Bouthoul, il a vraiment existé. Ne pas confondre avec Botul.

« Contrairement à Clausewitz, Gaston Bouthoul estime que la guerre est avant tout irrationnelle. Ceux qui imaginent pouvoir en tirer avantage sont dupés par les impulsions belliqueuses qui les animent et contredits par l’expérience, notamment celle du XXe siècle, où les guerres ont des conséquences largement méconnues par les belligérants, qui perdent une grande partie de leurs forces dans l’aventure. Bouthoul considère cet affaiblissement mutuel comme le principal résultat des guerres et il se demande pourquoi des nations entières y consentent, s’y préparent et s’y jettent avec détermination et enthousiasme, alors même qu’en temps de paix elles travaillent avec acharnement pour produire des richesses qu’elles vont ensuite dilapider. Pour un lecteur de Malthus, de Freud, de Mauss et de Bataille, le paradoxe est interprétable. Bouthoul envisage les guerres comme un sacrifice auquel les groupes humains recourent périodiquement pour se décharger d’un excès de forces qui, si elles restaient sans emploi, se retourneraient contre la collectivité dont elles sont issues. »
http://www.european-security.com/index.php?id=5741

Purée, les sociologues, dans le publish or perish, comme ils se défoncent.

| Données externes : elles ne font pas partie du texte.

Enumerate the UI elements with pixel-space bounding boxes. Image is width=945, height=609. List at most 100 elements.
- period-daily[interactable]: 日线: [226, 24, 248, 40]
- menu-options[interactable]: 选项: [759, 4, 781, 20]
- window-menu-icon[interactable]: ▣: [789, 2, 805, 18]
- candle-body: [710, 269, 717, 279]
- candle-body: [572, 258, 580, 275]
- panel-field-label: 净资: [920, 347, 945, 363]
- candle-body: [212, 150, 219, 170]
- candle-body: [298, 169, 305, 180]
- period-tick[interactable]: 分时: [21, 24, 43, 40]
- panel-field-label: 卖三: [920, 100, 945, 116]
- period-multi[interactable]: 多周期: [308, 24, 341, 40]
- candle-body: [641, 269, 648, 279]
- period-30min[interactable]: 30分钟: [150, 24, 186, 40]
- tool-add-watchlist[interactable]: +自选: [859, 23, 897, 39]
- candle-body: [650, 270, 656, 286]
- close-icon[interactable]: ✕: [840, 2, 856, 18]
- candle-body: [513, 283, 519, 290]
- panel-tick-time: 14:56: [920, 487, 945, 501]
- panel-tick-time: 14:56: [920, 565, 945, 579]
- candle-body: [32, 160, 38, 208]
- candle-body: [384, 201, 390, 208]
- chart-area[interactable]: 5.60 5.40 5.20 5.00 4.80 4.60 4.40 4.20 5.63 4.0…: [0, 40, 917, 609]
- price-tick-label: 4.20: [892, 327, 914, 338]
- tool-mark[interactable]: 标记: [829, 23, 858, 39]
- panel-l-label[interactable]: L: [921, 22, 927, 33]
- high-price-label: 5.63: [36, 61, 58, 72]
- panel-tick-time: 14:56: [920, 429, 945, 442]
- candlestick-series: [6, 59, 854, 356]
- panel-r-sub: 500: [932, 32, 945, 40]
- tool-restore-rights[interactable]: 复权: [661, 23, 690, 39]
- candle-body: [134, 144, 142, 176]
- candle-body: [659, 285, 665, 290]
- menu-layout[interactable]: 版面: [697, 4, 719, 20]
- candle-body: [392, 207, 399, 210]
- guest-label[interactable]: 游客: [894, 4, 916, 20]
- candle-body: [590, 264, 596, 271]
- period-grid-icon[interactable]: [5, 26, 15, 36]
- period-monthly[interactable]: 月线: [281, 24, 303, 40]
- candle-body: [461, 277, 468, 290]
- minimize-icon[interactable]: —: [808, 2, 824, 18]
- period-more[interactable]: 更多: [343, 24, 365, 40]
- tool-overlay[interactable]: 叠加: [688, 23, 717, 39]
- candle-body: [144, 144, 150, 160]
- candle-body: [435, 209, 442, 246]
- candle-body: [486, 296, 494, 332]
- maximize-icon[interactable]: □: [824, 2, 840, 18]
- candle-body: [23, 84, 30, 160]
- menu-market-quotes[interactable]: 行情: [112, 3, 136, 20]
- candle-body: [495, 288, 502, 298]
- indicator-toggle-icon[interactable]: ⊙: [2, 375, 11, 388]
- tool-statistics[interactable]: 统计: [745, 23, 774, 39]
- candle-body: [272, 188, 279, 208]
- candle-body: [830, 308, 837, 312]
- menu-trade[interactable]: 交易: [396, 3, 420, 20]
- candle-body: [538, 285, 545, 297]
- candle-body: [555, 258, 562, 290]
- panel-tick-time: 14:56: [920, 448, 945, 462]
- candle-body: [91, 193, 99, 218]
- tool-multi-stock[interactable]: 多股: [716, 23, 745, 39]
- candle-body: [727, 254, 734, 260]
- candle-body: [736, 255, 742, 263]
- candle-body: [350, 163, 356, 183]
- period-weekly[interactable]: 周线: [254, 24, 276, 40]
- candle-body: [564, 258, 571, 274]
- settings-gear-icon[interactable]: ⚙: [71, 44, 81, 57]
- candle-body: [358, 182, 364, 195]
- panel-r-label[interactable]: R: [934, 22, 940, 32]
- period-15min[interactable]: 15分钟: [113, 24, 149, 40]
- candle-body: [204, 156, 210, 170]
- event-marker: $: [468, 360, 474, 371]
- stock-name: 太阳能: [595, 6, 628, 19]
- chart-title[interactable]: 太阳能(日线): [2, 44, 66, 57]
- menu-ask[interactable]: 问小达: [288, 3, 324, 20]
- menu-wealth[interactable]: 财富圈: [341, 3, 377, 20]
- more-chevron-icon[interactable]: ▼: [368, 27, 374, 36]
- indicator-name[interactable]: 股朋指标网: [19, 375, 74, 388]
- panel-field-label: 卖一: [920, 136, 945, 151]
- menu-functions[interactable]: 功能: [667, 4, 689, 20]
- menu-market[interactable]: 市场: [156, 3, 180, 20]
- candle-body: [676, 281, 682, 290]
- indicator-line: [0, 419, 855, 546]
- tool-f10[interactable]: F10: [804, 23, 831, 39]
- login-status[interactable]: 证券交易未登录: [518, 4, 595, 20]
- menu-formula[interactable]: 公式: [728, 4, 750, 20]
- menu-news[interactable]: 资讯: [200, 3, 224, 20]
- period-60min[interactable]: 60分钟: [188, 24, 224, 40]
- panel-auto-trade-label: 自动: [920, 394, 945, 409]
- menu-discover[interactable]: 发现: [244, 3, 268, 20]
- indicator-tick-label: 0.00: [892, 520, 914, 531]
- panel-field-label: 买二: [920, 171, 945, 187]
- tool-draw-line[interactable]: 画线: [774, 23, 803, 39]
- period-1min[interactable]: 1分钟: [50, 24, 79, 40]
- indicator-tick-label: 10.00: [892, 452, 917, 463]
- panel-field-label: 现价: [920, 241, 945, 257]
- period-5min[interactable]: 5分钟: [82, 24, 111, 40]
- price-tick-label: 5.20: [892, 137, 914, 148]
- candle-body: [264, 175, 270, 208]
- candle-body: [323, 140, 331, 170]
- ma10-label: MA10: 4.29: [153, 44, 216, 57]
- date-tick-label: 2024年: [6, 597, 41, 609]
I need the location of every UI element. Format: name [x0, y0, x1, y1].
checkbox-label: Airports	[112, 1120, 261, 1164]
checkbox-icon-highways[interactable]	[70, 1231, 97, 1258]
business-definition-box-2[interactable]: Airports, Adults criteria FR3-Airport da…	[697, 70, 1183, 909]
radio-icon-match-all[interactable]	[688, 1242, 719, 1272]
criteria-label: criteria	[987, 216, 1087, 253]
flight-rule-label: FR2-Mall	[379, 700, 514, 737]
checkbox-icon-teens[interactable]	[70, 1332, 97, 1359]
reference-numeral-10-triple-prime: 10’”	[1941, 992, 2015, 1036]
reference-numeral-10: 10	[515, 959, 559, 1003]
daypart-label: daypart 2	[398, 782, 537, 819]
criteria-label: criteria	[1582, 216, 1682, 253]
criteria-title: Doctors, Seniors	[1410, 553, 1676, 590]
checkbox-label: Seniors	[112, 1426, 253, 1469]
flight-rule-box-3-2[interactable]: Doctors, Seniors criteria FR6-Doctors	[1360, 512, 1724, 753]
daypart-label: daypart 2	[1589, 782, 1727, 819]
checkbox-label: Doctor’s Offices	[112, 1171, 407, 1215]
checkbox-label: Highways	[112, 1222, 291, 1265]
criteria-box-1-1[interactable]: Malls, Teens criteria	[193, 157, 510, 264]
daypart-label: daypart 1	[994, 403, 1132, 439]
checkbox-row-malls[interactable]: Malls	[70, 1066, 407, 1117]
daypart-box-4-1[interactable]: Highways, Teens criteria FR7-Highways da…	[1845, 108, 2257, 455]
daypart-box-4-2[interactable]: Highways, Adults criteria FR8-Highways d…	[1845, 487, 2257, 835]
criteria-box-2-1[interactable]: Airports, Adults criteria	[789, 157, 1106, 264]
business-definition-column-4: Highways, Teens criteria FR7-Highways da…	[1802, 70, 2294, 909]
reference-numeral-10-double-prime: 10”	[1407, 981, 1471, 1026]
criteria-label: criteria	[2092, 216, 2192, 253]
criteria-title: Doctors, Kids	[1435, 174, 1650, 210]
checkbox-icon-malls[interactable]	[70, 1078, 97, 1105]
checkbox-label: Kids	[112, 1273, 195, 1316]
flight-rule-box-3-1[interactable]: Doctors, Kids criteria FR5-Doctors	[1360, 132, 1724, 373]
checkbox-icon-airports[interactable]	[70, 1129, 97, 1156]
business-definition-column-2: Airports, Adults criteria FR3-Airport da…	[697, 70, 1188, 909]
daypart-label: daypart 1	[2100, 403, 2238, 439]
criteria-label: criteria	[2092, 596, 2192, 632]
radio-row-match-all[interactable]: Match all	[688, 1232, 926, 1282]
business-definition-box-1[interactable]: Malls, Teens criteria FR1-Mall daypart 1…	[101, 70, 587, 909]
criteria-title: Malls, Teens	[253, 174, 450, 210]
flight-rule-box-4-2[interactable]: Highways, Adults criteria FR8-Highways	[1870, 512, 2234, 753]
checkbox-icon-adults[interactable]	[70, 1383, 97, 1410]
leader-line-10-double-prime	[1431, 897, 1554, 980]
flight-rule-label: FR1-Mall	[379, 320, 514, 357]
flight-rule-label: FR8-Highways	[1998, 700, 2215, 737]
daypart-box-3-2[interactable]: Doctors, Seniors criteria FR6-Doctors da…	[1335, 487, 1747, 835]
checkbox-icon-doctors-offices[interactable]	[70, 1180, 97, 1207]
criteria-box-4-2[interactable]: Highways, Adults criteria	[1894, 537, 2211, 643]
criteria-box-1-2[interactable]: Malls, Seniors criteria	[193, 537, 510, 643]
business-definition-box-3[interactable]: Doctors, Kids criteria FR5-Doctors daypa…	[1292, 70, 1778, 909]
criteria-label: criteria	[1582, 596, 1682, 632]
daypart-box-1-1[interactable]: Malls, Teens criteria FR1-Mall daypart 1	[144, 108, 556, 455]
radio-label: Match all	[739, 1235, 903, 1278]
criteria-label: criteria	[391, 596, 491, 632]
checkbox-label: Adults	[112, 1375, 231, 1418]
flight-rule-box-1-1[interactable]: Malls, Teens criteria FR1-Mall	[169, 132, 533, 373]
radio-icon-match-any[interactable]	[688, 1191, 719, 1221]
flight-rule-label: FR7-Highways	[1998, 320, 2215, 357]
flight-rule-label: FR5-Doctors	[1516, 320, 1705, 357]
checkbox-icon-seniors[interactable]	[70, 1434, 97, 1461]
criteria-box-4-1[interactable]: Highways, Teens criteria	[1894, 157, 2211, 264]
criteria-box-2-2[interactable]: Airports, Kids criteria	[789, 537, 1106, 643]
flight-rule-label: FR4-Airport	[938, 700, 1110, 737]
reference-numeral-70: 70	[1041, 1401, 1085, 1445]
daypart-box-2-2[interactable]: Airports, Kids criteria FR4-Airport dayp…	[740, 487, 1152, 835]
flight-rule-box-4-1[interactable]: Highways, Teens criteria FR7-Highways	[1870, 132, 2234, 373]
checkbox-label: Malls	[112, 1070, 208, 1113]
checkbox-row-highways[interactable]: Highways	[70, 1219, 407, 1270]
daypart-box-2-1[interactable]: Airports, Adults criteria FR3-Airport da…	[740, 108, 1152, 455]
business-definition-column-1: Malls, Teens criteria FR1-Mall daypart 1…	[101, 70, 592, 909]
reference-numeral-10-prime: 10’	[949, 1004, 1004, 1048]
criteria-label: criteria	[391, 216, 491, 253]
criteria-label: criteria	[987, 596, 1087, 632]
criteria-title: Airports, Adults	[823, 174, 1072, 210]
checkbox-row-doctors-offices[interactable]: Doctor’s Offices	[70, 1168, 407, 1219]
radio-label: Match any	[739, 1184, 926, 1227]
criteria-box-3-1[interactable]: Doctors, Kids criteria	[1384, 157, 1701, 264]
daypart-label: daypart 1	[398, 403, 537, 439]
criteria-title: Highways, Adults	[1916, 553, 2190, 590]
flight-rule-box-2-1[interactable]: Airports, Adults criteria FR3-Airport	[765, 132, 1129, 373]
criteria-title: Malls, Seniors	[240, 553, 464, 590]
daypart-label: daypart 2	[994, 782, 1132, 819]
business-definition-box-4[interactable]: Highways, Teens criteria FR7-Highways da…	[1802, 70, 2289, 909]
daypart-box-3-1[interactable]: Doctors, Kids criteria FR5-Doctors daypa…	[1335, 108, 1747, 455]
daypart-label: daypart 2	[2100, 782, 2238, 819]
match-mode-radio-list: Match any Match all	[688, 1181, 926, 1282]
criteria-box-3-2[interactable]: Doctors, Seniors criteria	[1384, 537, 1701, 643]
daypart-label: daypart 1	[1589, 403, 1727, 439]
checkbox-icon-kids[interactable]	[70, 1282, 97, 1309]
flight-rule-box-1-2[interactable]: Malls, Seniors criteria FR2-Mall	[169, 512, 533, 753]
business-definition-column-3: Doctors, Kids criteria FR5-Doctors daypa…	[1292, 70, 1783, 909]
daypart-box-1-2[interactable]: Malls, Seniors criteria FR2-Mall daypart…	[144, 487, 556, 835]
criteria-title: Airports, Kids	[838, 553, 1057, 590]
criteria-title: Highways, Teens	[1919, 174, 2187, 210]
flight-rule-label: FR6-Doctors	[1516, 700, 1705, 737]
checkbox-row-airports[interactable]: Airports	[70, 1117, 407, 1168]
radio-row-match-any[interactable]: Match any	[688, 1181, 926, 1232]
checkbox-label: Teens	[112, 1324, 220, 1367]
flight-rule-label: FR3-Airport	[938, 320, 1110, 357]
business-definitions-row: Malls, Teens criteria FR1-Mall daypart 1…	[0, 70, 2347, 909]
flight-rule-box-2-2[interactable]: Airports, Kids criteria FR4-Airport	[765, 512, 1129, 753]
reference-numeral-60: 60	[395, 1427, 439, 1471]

Daaphnée dit: 22 décembre 2013 à 13 h 43 min

Déplorons l’absence des femmes qui briquent leurs casseroles, faitouts, cocottes avec ou sans minute, poêles à frire, fourneaux
…….

Déplorez, déplorez, vous ne savez pas ce que vous manquez …
Mais en ce qui me concerne, foin de casseroles, j’écoute la Callas …

Bon, comme je suis très attentionnée avec la gente masculine,
Norma,
http://www.youtube.com/watch?v=B-9IvuEkreI

kicking dit: 22 décembre 2013 à 13 h 36 min

Ton pipeau disgracieux, mal embouché, sort, lui, de pauvres sons dissonants

faudrait commencer par se risquer à en approcher les oreilles avant d’en parler.. et toutes mes excuses pour ne pas être intéressé par le tien ma chérie..

De quoi est-il question dit: 22 décembre 2013 à 13 h 27 min

Déplorons l’absence des femmes qui briquent leurs casseroles, faitouts, cocottes avec ou sans minute, poêles à frire, fourneaux et réunissent de quoi vous faire un festin, du latin festum qui inspira Thomas Vinterberg pour Festen, louons les saints que nos fêtes chrétiennes s’illuminent de nos talents gastronomiques, décoratifs et priapiques.